ALMATY (Reuters) - Human rights activists are urging Uzbekistan to deny a Chinese extradition request for an ethnic Kazakh citizen of China who is now stuck in the Central Asian nation's main air terminal.

Businessman Halemubieke Xiaheman, 41, from China's Xinjiang province, said in a video apparently recorded inside Tashkent airport building that he had been harassed by Chinese security officials to a point where his Russian and Kazakh clients were scared to work with him.

The video, as well as photos of Xiaheman's documents, was distributed late on Thursday by a group of activists based in Kazakhstan who said they were seeking to prevent Xiaheman's extradition to China. Chinese and Uzbek authorities did not confirm that China had made an extradition request, or on what grounds.

Beijing has faced an outcry from activists, scholars, foreign governments and U.N. rights experts over what they say are mass detentions and strict surveillance of the large, mostly Muslim Uighur population and other Muslim groups, including ethnic Kazakhs, who live in the Xinjiang region in northwest China.

Some Chinese Uighurs have sought refuge in the countries of ex-Soviet Central Asia, with which they share ethnic and religious ties. However, Central Asian governments do not want to be seen as harbouring Uighur dissidents for fear of angering Beijing and losing out on badly-needed Chinese investment.

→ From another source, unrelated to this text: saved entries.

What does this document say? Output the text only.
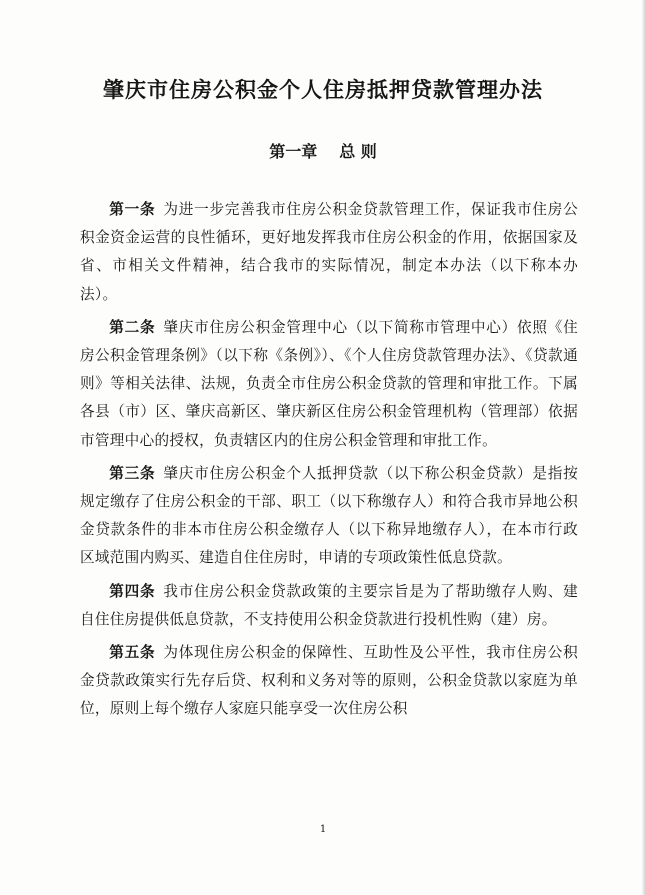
肇庆市住房公积金个人住房抵押贷款管理办法
第一章 总 则

第一条 为进一步完善我市住房公积金贷款管理工作，保证我市住房公积金资金运营的良性循环，更好地发挥我市住房公积金的作用，依据国家及省、市相关文件精神，结合我市的实际情况，制定本办法（以下称本办法）。

第二条 肇庆市住房公积金管理中心（以下简称市管理中心）依照《住房公积金管理条例》（以下称《条例》）、《个人住房贷款管理办法》、《贷款通则》等相关法律、法规，负责全市住房公积金贷款的管理和审批工作。下属各县（市）区、肇庆高新区、肇庆新区住房公积金管理机构（管理部）依据市管理中心的授权，负责辖区内的住房公积金管理和审批工作。

第三条 肇庆市住房公积金个人抵押贷款（以下称公积金贷款）是指按规定缴存了住房公积金的干部、职工（以下称缴存人）和符合我市异地公积金贷款条件的非本市住房公积金缴存人（以下称异地缴存人），在本市行政区域范围内购买、建造自住住房时，申请的专项政策性低息贷款。

第四条 我市住房公积金贷款政策的主要宗旨是为了帮助缴存人购、建自住住房提供低息贷款，不支持使用公积金贷款进行投机性购（建）房。

第五条 为体现住房公积金的保障性、互助性及公平性，我市住房公积金贷款政策实行先存后贷、权利和义务对等的原则，公积金贷款以家庭为单位，原则上每个缴存人家庭只能享受一次住房公积

1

Steve Swerdlow, Central Asia researcher at Human Rights Watch, said returning Xiaheman to China would be "tantamount to shoving him down a dark hole".

"Uzbekistan has a legal obligation under international law not to send a person to any country where he or she could face torture or the death penalty, even if that person is technically in a 'transit zone' of the airport," Swerdlow said.

Uzbekistan's Foreign Ministry said it was unaware of Xiaheman's case. China's Foreign Ministry had no immediate comment.

The Chinese government has said it will not renounce what it calls a highly successful de-radicalisation program in Xinjiang.